Now that’s 2004 I’ll go ahead and do my part in predicting what we’ll see in the year ahead. The predictions below are completely unscientific and highly biased…

  • Weblogs will continue to grow in visibility (I know- no duh). But I think that we’ll see even more mainstream coverage- the Weblog phenomenon will grace the cover of a news magazine like Time or Newsweek- possibly based on the success of the Dean campaign.

     

  • This increase in visibility will cause many non-high-tech companies to look for ways to make weblog content a part of their front page. 2004 will mark the end of static content on many business web sites. We’ll start to see major corporate web sites include constantly updated, conversational resources on their front pages.

     

     

  • RSS will get a new name and a newsreader application will emerge as the best-in-class.
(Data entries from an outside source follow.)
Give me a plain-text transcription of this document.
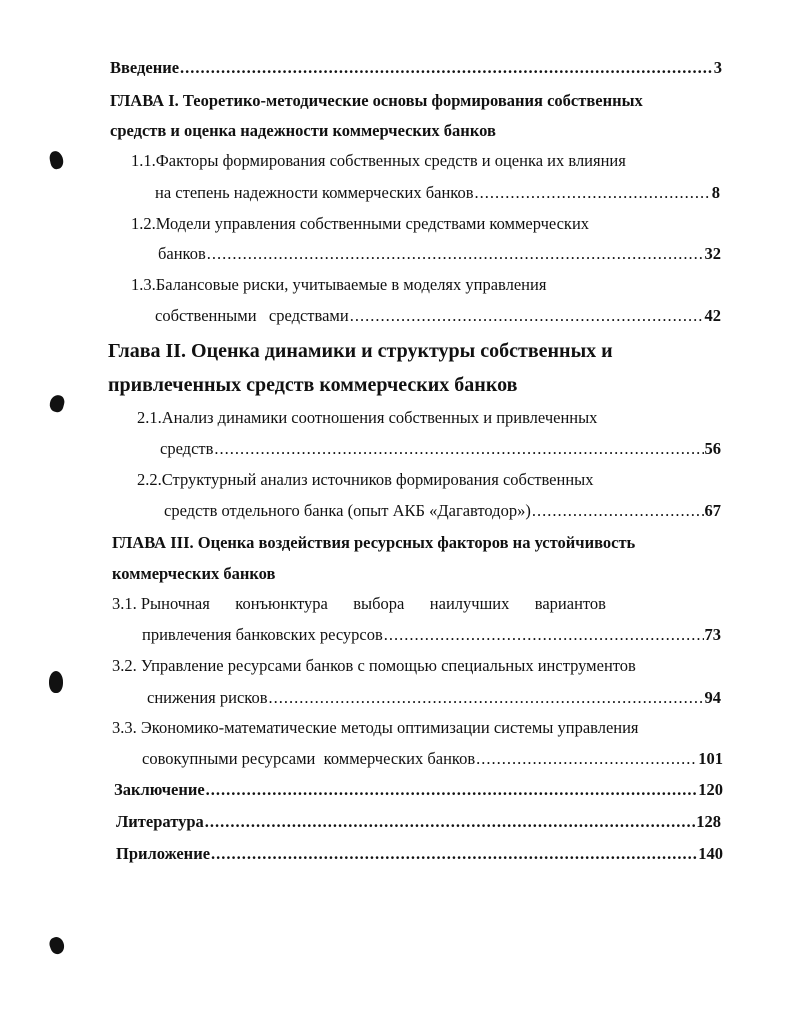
Введение .....	3
ГЛАВА I. Теоретико-методические основы формирования собственных
средств и оценка надежности коммерческих банков
1.1.Факторы формирования собственных средств и оценка их влияния
на степень надежности коммерческих банков .....	8
1.2.Модели управления собственными средствами коммерческих
банков .....	32
1.3.Балансовые риски, учитываемые в моделях управления
собственными   средствами .....	42
Глава II. Оценка динамики и структуры собственных и
привлеченных средств коммерческих банков
2.1.Анализ динамики соотношения собственных и привлеченных
средств .....	56
2.2.Структурный анализ источников формирования собственных
средств отдельного банка (опыт АКБ «Дагавтодор») .....	67
ГЛАВА III. Оценка воздействия ресурсных факторов на устойчивость
коммерческих банков
3.1. Рыночная конъюнктура выбора наилучших вариантов
привлечения банковских ресурсов .....	73
3.2. Управление ресурсами банков с помощью специальных инструментов
снижения рисков .....	94
3.3. Экономико-математические методы оптимизации системы управления
совокупными ресурсами  коммерческих банков .....	101
Заключение .....	120
Литература .....	128
Приложение .....	140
This will help it start to move from the realm of early adopters to the mainstream. However, it won’t be truly mainstream until 2006.

     

     

  • RSS will be showing up everywhere. As Jeremy Zawodny put it:

     

    Remember when you first starting seeing URLs appear on billboards and at the end of movie trailers? So do I. It's going to be like that. One day we're just going to look around and realize that RSS is popping up all over the place. And a couple years later, we'll all wonder how we ever got along without it.

     

  • For the first time, we’ll see a report that spam is decreasing. This will be because of new tools and the growing awareness that buying from a spammer is like feeding a stray cat. The business model will show the first signs of crumbling. Anti-spam legislation will have little affect on the spammers.

     

     

  • The Dean campaign will be victorious. History will show that Dean won because he was able to use the Internet and grassroots efforts to encourage the young and disenfranchised to vote. People who previously did not vote will come out in great numbers to support Dean.

     

     

  • Social Software like Friendster, Linked-In, Tribe, Huminity, etc, will continue to grow and experience growing pains. As a side effect, businesses will look for ways to enable Friendster-like connections between customers.

     

    And, of course...

     

  • Common Craft will grow quickly and become a leading consultancy in the field of helping businesses use weblogs and online communities to connect with customers, save support costs and increase market visibility.